A prisão de um ex-integrante do governo Temer, do grupo de peemedebistas mais próximos ao presidente, foi recebida no Palácio do Planalto como parte do roteiro de uma ação orquestrada contra o governo (mais informações nesta página).

Alves, que pediu demissão do Turismo em junho de 2016 após ser citado em delação premiada, foi alvo da Operação Manus, desdobramento da Lava Jato.

A Justiça expediu contra ele dois mandados de prisão, um a pedido do Ministério Público Federal no Rio Grande do Norte – que investiga superfaturamento de R$ 77 milhões na construção da Arena das Dunas – e outro a pedido da Procuradoria da República no Distrito Federal, que apura irregularidades cometidas por grupo liderado pelo deputado cassado Eduardo Cunha (PMDB-RJ) nas vice-presidências de Fundos e Loterias e Pessoas Jurídicas da Caixa.

A Justiça expediu novo mandado de prisão contra Cunha, que já cumpre detenção preventiva em Curitiba.

‘Troca de favores’. Segundo as investigações, o estádio – que custou cerca de R$ 400 milhões – construído pela Odebrecht e OAS na capital potiguar para a Copa do Mundo de 2014 serviu para pagar “trocas de favores” entre as empreiteiras e os ex-deputados.

As empresas repassaram, entre doações registradas na Justiça Eleitoral e via caixa 2, mais de R$ 10 milhões.

Os inquéritos foram remetidos à primeira instância há pouco mais de um mês, por decisão do ministro do Supremo Tribunal Federal Edson Fachin.

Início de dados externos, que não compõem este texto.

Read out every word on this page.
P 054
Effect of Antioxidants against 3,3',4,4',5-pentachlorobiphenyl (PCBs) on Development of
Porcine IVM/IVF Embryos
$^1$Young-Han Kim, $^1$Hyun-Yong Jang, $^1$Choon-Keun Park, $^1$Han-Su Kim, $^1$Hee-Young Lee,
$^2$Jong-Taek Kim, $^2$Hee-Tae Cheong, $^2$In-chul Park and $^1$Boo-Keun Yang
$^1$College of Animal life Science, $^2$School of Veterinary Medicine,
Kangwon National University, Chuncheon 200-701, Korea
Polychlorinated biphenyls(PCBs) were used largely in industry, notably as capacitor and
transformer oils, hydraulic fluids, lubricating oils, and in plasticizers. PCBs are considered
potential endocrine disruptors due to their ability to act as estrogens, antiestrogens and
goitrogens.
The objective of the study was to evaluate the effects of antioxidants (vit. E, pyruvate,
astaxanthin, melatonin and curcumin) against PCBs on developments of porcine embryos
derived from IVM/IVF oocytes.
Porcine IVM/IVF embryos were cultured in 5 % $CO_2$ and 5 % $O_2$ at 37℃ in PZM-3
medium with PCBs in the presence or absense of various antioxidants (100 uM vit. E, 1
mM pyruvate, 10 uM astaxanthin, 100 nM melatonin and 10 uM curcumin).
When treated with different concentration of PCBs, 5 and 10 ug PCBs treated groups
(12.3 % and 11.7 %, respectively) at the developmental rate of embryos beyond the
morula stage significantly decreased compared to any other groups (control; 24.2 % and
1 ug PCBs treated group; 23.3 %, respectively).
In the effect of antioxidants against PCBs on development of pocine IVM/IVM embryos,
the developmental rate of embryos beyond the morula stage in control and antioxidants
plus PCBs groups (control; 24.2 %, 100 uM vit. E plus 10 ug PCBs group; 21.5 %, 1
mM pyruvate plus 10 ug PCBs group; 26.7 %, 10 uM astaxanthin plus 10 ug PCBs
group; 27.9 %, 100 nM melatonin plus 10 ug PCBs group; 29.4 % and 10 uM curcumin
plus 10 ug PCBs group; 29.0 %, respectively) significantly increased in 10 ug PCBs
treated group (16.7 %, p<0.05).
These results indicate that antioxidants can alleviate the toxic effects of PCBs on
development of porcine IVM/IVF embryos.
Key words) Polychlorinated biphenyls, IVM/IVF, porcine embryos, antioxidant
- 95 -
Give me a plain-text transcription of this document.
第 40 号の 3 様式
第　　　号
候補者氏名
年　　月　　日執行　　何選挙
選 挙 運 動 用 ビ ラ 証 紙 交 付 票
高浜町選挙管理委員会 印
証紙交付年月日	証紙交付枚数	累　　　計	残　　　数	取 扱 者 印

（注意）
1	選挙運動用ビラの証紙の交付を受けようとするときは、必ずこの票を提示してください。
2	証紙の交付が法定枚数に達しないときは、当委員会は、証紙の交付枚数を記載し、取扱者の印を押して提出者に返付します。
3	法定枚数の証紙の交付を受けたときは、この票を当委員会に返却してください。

As investigações foram baseadas em delações premiadas e quebras de sigilos fiscal, bancário e telefônico dos envolvidos.

“As ilicitudes ocorriam não somente na obtenção de recursos para a campanha, mas na utilização de empresas-fantasmas”, afirmou o procurador da República Rodrigo Telles. Ele disse que, com a quebra do sigilo bancário da Pratika Locações, foram identificados saques em espécie de R$ 2 milhões às vésperas do segundo turno de 2014, quando Alves foi candidato a governador do Rio Grande do Norte e foi derrotado por Robinson Faria (PSD).

Conforme Telles, os recursos foram usados na compra de votos. Ainda segundo os investigadores, a partir da quebra dos sigilos foi identificado repasse de R$ 3 milhões da Odebrecht ao ex-deputado via caixa 2. A PF afirmou que Alves usou sua influência política para “atrasar a detecção de irregularidades” nos contratos do estádio.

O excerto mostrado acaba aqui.